Prendre soin de soi n’est pas de l’individualisme ou une contemplation de son reflet comme Narcisse. Apprendre à ralentir, c’est surtout privilégier de vrais moments avec les autres. Dans son dernier ouvrage Patience du quotidien, Cécilia Dutter nous propose de suivre l’exemple de Madeleine Delbrêl, c’est-à-dire de faire l’expérience de la rencontre et à prendre son temps pour écouter, échanger, accompagner. Enfin, il y a aussi l’amitié. Un ami est celui avec qui nous partageons du temps, des souvenirs, des rires et des larmes…

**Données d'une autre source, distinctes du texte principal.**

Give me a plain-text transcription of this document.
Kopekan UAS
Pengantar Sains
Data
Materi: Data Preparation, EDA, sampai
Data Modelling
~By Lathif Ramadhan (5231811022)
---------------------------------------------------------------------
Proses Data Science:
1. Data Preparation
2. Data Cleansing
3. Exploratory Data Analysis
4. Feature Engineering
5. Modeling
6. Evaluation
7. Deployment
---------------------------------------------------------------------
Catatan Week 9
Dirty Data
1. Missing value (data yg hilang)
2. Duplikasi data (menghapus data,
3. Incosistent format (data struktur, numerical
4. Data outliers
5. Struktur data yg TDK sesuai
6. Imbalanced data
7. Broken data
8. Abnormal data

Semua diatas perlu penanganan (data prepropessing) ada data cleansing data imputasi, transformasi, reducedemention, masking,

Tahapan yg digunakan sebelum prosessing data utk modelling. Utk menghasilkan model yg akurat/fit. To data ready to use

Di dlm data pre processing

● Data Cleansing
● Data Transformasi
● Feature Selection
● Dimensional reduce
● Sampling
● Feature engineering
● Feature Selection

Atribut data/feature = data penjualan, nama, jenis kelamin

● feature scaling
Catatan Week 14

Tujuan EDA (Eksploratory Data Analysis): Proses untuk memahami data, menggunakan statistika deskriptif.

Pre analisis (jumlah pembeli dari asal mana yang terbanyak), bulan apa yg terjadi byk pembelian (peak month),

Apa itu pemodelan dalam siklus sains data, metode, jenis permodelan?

Retrouvons la source de notre vie ! Prenons le temps de nous reposer aussi en Dieu. Peut-être connaissez-vous ce refrain de Taizé : « Mon âme se repose en paix sur Dieu seul. De lui vient mon salut. Oui, sur Dieu seul, mon âme se repose. Se repose en paix. » D’ailleurs, Massillon pouvait dire : « Point de bonheur où il n’y a point de repos, et point de repos où Dieu n’est point.« 

Les premières chaleurs arrivent. Nous sentons déjà notre envie de lézarder au soleil ou sous l’ombre d’un arbre. Ne confondons plus l’urgent et l’essentiel, mais adoptons une vie plus réelle et plus humaine.